Equality under the law, and equal treatment of individuals without regard for identity are core values of a free society. Equal outcomes among groups cannot be enforced without dismantling freedom and shredding individual rights. The idea that success, wealth, and opportunities should be seized and redistributed to create “equity” is totalitarian and all totalitarian movements, whether they’re found on the Left or the Right, whether they’re antiracist or white-nationalist are, in the end, alike. That’s why their propaganda looks the same.

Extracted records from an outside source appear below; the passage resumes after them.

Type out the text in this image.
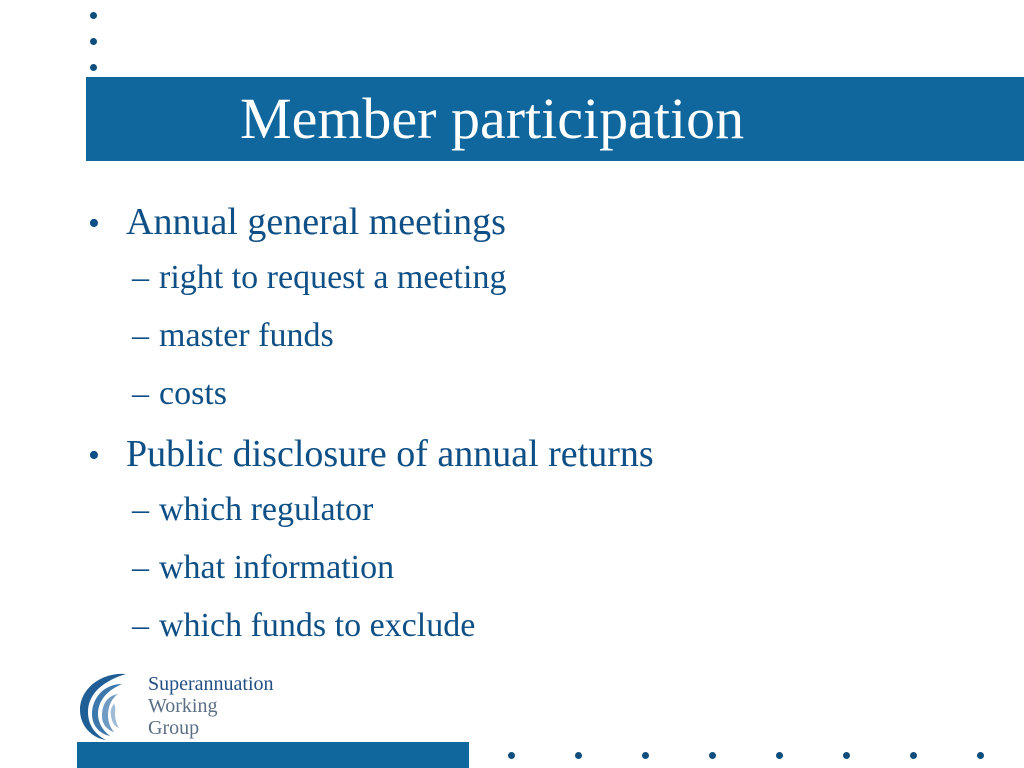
Member participation
• Annual general meetings
– right to request a meeting
– master funds
– costs
• Public disclosure of annual returns
– which regulator
– what information
– which funds to exclude
Superannuation
Working
Group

There’s no such thing as too many Jews among the “faces of power.” There’s no such thing as too many Asians at Harvard or Stuyvesant or Thomas Jefferson or Lowell. There’s no such thing as too many Nigerians at Cornell. Jewish success is good. Asian American success is good. Immigrant success is good. Using power to dismantle success, to bar people from success, or to confiscate and redistribute success is bad. Everyone should be treated as an individual, and all individuals should be able to succeed to the limits of their talent without anyone complaining that too many people who look like them are succeeding. There is no such thing as antiracist discrimination because all discrimination is racist. And anyone who keeps lists of Jews is probably doing it for bad reasons.